Upcoming Event: Oden Institute Seminar
Jon Tamir, UT Austin - Department of Electrical and Computer Engineering
3:30 – 5PM
Thursday Nov 6, 2025
POB 6.304 and Zoom
Recently, deep generative models have been used to build powerful data-driven reconstruction methods for imaging systems, and in particular have led to reduced scan times in magnetic resonance imaging (MRI). Our framework, called Deep Generative Physical Modeling, uses a diffusion probabilistic generative model as a statistical prior on the image together with a measurement model for the imaging device to perform approximate posterior sampling. By explicitly decoupling these models, image reconstruction is theoretically robust to measurement and data distribution perturbations when the forward model is exactly specified. In this talk, we consider the blind inverse problem setting, in which the forward model is not fully specified. We extend our Deep Generative Physical Modeling framework to additionally solve for unknown parameters in the forward model, and we show how this approach can estimate and compensate for unknown patient motion during the MRI scan. Next, we consider the case where the forward model is unknown but exhibits low-dimensional structure (e.g. shift invariance), and we develop an algorithm for learning a statistical prior of the forward model with access only to unpaired examples of images and measurements. We apply the approach to blind deblurring and to MRI reconstruction with magnetic field inhomogeneity.

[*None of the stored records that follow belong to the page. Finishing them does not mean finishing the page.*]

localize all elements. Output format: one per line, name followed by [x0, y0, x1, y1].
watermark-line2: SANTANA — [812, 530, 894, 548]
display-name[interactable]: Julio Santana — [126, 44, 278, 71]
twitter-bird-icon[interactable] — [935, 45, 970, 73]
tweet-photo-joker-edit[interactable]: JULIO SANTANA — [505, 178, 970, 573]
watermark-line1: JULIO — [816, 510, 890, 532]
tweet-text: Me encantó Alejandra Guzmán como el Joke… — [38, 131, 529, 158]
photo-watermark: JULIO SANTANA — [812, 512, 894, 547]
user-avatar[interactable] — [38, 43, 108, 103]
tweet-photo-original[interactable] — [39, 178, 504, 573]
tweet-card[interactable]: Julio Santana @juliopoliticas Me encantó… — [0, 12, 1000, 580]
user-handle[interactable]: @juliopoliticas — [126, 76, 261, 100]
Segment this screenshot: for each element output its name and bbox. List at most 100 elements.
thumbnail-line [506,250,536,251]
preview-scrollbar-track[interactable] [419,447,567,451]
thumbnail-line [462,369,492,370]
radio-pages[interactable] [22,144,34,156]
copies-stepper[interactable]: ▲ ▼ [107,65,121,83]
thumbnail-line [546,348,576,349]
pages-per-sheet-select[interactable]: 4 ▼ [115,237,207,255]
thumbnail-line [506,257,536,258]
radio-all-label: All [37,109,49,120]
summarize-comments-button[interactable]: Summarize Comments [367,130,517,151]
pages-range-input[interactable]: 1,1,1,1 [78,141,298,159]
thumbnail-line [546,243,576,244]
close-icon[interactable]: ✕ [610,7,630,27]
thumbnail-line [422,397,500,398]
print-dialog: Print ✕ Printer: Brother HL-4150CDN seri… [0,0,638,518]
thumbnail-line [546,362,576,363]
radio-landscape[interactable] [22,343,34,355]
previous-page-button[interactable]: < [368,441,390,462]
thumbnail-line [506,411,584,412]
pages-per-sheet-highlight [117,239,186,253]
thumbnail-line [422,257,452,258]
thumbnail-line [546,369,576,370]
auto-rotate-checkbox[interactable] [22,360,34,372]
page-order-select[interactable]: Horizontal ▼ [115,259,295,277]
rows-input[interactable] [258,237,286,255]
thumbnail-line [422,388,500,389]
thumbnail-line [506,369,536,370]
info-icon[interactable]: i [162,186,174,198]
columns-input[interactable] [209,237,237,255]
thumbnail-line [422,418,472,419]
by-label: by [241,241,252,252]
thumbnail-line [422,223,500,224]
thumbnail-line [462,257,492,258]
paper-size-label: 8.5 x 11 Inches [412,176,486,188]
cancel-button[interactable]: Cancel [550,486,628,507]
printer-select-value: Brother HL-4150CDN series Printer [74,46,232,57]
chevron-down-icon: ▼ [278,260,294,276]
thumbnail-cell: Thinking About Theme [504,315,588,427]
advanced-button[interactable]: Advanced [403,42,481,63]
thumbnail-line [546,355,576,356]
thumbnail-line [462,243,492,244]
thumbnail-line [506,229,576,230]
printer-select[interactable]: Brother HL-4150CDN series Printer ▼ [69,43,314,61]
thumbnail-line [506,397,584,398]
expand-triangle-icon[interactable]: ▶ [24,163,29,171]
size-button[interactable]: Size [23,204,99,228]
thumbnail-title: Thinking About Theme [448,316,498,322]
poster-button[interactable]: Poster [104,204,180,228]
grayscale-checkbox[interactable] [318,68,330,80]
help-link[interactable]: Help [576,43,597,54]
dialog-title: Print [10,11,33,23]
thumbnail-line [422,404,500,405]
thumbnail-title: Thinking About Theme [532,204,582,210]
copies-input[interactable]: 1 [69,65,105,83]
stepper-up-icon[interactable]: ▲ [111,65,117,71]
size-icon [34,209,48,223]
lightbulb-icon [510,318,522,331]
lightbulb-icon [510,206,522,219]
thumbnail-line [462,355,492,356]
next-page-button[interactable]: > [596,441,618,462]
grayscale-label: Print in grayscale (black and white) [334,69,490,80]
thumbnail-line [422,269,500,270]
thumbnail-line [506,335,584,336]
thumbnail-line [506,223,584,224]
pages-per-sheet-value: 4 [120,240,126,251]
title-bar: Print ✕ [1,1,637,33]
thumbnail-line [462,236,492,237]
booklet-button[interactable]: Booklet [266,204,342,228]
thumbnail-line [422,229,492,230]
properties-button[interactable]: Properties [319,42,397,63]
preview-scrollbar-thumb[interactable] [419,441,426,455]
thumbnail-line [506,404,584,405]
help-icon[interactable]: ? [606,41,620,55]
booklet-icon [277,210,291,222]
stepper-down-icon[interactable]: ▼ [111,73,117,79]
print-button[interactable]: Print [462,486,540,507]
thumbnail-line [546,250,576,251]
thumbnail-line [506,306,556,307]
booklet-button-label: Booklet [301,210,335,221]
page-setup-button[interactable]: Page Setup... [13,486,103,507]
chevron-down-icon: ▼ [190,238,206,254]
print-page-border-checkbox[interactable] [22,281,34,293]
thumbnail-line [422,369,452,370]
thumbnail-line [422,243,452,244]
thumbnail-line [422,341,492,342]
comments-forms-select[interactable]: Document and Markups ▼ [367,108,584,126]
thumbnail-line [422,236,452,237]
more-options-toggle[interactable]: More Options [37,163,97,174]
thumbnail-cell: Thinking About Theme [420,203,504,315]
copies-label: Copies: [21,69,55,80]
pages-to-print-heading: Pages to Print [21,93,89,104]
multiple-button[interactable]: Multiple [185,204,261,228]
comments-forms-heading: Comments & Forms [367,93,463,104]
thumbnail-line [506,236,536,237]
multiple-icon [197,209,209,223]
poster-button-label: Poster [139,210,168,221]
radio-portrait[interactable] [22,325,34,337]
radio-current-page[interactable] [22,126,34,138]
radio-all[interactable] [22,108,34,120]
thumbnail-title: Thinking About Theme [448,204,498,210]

Jon Tamir is an Assistant Professor in the Chandra Family Department of Electrical and Computer Engineering at UT Austin with Affiliate appointments in the Oden Institute for Computational Engineering and Sciences and the Dell Medical School Department of Diagnostic Medicine. He received his PhD from UC Berkeley. His research focus spans computational medical imaging, signal processing, and machine learning, with specific emphasis on magnetic resonance imaging. He is a recipient of the Amazon, Google, and Oracle research scholar awards, the NSF CAREER award, and the Oden Moncrief Grand Challenge award. He is the co-lead of the AI in Health thrust in the UT Austin Center for Generative AI.